The shockingly low life expectancy in parts of Glasgow - that aspect of the city which fuels so many acerbic and derogatory comments - reveals the sustained, selfish, preening, malevolence of Scottish Labour. No use blaming Whisky Maggie, she spread her poison all over the UK not just over Scotland. But as with Diane Abbott in Tower Hamlets, Jock Labour has had not decades but over a century to help make it's constituents prosperous and healthy; would they do that? Would they fuck. They operate to mr jgm2's theorem, throwing down to their victims enough crumbs to persuade them to continue voting Labour, yet never providing them with a hand-up.
The betrayal of labour by Labour is not unique to Scotland, fuck, no, but it has been more entrenched, its bitter jigs and reels of deceit more compellingly danced, reinforced by the hand-clapping rhetoric of scoundrels. Scotland, short-sightedly, if understandably, used to love Labour but it's all over now, Labour's operatives scarecrow men and women, stuffed into cheap suits, fitted with a repetitive, useless bird scarer whose batteries flatten further with leader, Johann Lamont's, every dismal, contradictory utterance, an opposition more ornamental, more ceremonial than challenging.
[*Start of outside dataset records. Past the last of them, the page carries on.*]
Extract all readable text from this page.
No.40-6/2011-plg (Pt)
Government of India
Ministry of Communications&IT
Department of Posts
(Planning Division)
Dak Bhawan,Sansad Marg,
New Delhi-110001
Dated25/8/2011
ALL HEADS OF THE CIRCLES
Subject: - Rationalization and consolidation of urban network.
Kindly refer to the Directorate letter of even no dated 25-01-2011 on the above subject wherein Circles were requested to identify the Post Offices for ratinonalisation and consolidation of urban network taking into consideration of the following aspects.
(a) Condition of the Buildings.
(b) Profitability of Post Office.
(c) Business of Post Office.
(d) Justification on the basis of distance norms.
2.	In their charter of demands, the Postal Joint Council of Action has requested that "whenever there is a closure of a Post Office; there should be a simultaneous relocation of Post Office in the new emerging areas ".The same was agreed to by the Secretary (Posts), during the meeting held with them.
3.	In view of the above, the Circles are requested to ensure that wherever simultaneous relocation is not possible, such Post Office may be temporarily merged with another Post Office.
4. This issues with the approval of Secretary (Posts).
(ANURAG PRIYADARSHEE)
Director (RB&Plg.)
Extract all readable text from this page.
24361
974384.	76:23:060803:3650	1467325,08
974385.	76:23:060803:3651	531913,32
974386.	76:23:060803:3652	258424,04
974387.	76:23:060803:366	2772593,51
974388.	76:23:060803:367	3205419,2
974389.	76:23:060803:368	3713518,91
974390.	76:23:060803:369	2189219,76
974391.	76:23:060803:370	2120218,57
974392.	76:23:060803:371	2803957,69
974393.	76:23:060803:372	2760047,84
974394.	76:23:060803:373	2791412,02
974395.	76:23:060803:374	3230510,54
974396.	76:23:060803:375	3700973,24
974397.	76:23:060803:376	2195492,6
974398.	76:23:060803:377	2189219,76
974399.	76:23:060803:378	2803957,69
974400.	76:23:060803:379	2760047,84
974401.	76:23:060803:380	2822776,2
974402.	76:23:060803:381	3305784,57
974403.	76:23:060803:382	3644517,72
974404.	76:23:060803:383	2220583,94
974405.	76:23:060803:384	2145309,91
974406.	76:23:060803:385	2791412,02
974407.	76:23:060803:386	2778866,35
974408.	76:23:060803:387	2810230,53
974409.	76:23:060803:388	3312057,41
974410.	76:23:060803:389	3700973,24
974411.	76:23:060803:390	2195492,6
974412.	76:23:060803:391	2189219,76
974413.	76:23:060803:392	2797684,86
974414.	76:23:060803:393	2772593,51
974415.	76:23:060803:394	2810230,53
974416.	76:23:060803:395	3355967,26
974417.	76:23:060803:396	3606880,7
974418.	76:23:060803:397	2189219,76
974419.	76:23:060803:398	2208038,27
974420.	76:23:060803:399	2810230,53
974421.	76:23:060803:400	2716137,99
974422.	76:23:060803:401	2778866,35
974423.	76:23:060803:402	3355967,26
If Salmond and Sturgeon simply did what for them is unthinkable and for the next year shut the fuck up, Labour's Lamont and her band of sweaty, stuttering idiots would deliver them an overwhelming vote for independence.
Glasgow, anyway, is a different place. Edinburgh is a fine, big posh place, but its like a tart's boudoir, crawling with MacMediaMinster pimps, hacks, writers and upper crust, estate agent and banker type crooks; crawling with snooty whores in Crombie overcoats, their gross, Kirsty Wark noses in the air. Not for me, although the Royal Mile is well worth an open topped 'bus ride. Glasgow seems honest by comparison and seems much more.